Through the Project Development & Environment phase, the state transportation department determined it would:
•Design the project to avoid permanent construction impacts to historic properties.
•Ensure that design is compatible with the historic and architectural qualities of the National Register-listed South River Drive Historic District.
•Create a Bridge Aesthetics Review Committee consisting of property owners, residents, the City of Miami, Federal Highway Administration, state transportation department and State Historic Preservation Office to advise the Federal Highway Administration and state regarding appropriate design elements for the replacement bridge.
•Ensure that historic catwalks associated with the three Miami River Inn buildings, 104 South River Drive, 428 SW First Street and 438 SW First Street, located within the South River Drive Historic District, are incorporated into the design. The design is to maintain the historic physical connection between the buildings and the bridge.

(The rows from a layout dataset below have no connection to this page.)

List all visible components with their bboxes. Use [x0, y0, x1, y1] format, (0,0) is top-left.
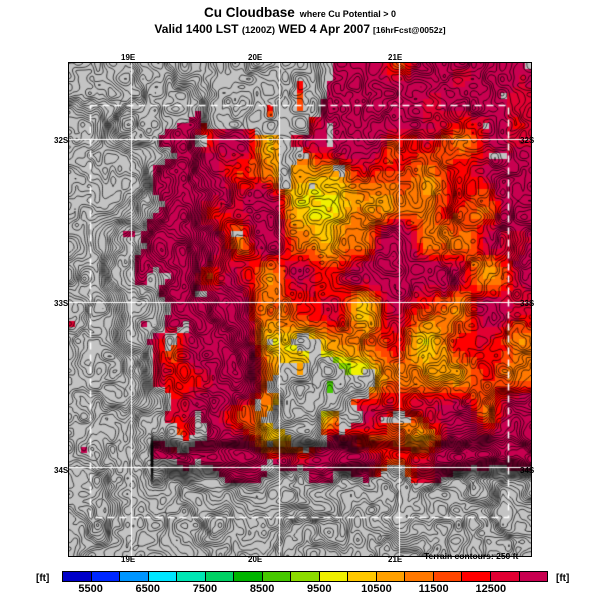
lat-tick-label-right-1: 33S	[520, 299, 535, 308]
colorbar-swatch-0	[63, 572, 92, 581]
colorbar-unit-left: [ft]	[36, 573, 50, 584]
colorbar-swatches	[62, 571, 548, 582]
colorbar-swatch-4	[177, 572, 206, 581]
colorbar-swatch-7	[262, 572, 292, 581]
colorbar-tick-7500: 7500	[192, 583, 218, 595]
colorbar-swatch-16	[519, 572, 548, 581]
colorbar-swatch-6	[234, 572, 263, 581]
lon-tick-label-top-0: 19E	[121, 53, 136, 62]
lon-tick-label-0: 19E	[121, 555, 136, 564]
forecast-tag-label: [16hrFcst@0052z]	[373, 25, 446, 35]
lon-tick-label-top-1: 20E	[248, 53, 263, 62]
terrain-contour-canvas	[69, 63, 531, 556]
title-line-secondary: Valid 1400 LST (1200Z) WED 4 Apr 2007 [16…	[0, 22, 600, 38]
colorbar-swatch-14	[462, 572, 491, 581]
colorbar-swatch-12	[405, 572, 434, 581]
terrain-contour-note: Terrain contours: 250 ft	[424, 551, 519, 561]
page-title: Cu Cloudbase	[203, 5, 295, 20]
colorbar-swatch-5	[205, 572, 235, 581]
colorbar-swatch-15	[490, 572, 520, 581]
colorbar: 5500 6500 7500 8500 9500 10500 11500 12500	[62, 571, 548, 595]
lon-tick-label-2: 21E	[388, 555, 403, 564]
valid-date-label: WED 4 Apr 2007	[278, 22, 371, 36]
colorbar-swatch-11	[376, 572, 406, 581]
colorbar-swatch-10	[348, 572, 377, 581]
colorbar-swatch-2	[120, 572, 149, 581]
title-qualifier: where Cu Potential > 0	[299, 9, 397, 19]
colorbar-tick-6500: 6500	[135, 583, 160, 595]
lat-tick-label-right-0: 32S	[520, 136, 535, 145]
colorbar-swatch-13	[433, 572, 463, 581]
lat-tick-label-right-2: 34S	[520, 466, 535, 475]
colorbar-tick-12500: 12500	[475, 583, 507, 595]
colorbar-tick-9500: 9500	[307, 583, 332, 595]
colorbar-swatch-3	[148, 572, 178, 581]
colorbar-tick-10500: 10500	[361, 583, 392, 595]
colorbar-swatch-8	[291, 572, 320, 581]
lat-tick-label-0: 32S	[54, 136, 69, 145]
colorbar-unit-right: [ft]	[556, 573, 570, 584]
colorbar-tick-11500: 11500	[418, 583, 449, 595]
valid-utc-label: (1200Z)	[241, 25, 276, 36]
lon-tick-label-top-2: 21E	[388, 53, 403, 62]
colorbar-swatch-1	[91, 572, 121, 581]
title-block: Cu Cloudbase where Cu Potential > 0 Valid…	[0, 6, 600, 38]
map-plot-area	[68, 62, 532, 557]
valid-time-label: Valid 1400 LST	[154, 22, 239, 36]
colorbar-swatch-9	[319, 572, 349, 581]
lat-tick-label-2: 34S	[54, 466, 69, 475]
lat-tick-label-1: 33S	[54, 299, 69, 308]
title-line-primary: Cu Cloudbase where Cu Potential > 0	[0, 6, 600, 21]
lon-tick-label-1: 20E	[248, 555, 263, 564]
colorbar-tick-8500: 8500	[249, 583, 275, 595]
colorbar-tick-5500: 5500	[78, 583, 103, 595]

•Be responsible for Florida historic markers through the Florida Division of Historical Resources Marker Program.
•Prepare a brief multimedia DVD as an educational tool for local schools, HistoryMiami, the Florida Room of the Miami-Dade County Main Library and interested agencies.

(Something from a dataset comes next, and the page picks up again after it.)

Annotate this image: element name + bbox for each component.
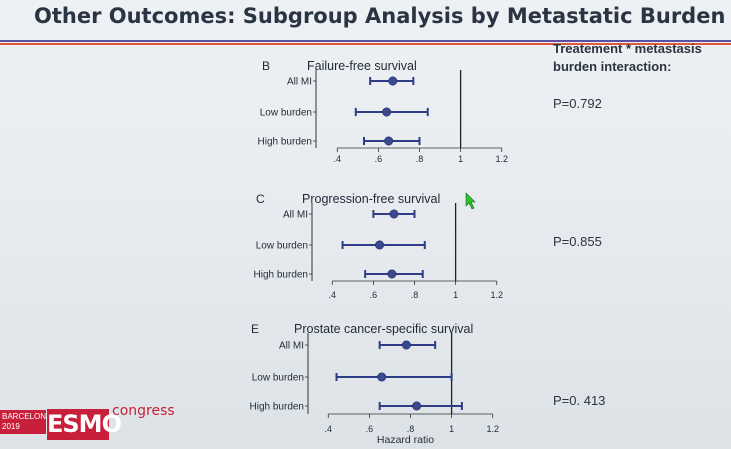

•Perform archaeological monitoring during bridge replacement and for any ground-disturbing road reconstruction.
The project will reduce the current four lanes of traffic on the bridge to three and add a 5-foot 5-inch wide dedicated bike lane.
Mr. Sileno said the three vehicle lanes would match the three on Southwest First Street near Sixth and Second avenues.
He said the new bridge will have open railings that afford views of the river.
The bridge is one of several bascule bridges on the river. It is a companion to the West Flagler Street Bridge one block to the north, which carries westbound traffic out of downtown. Eastbound traffic on West Flagler Street is separated at Southwest 24th Avenue, through Little Havana, and ends at Biscayne Boulevard.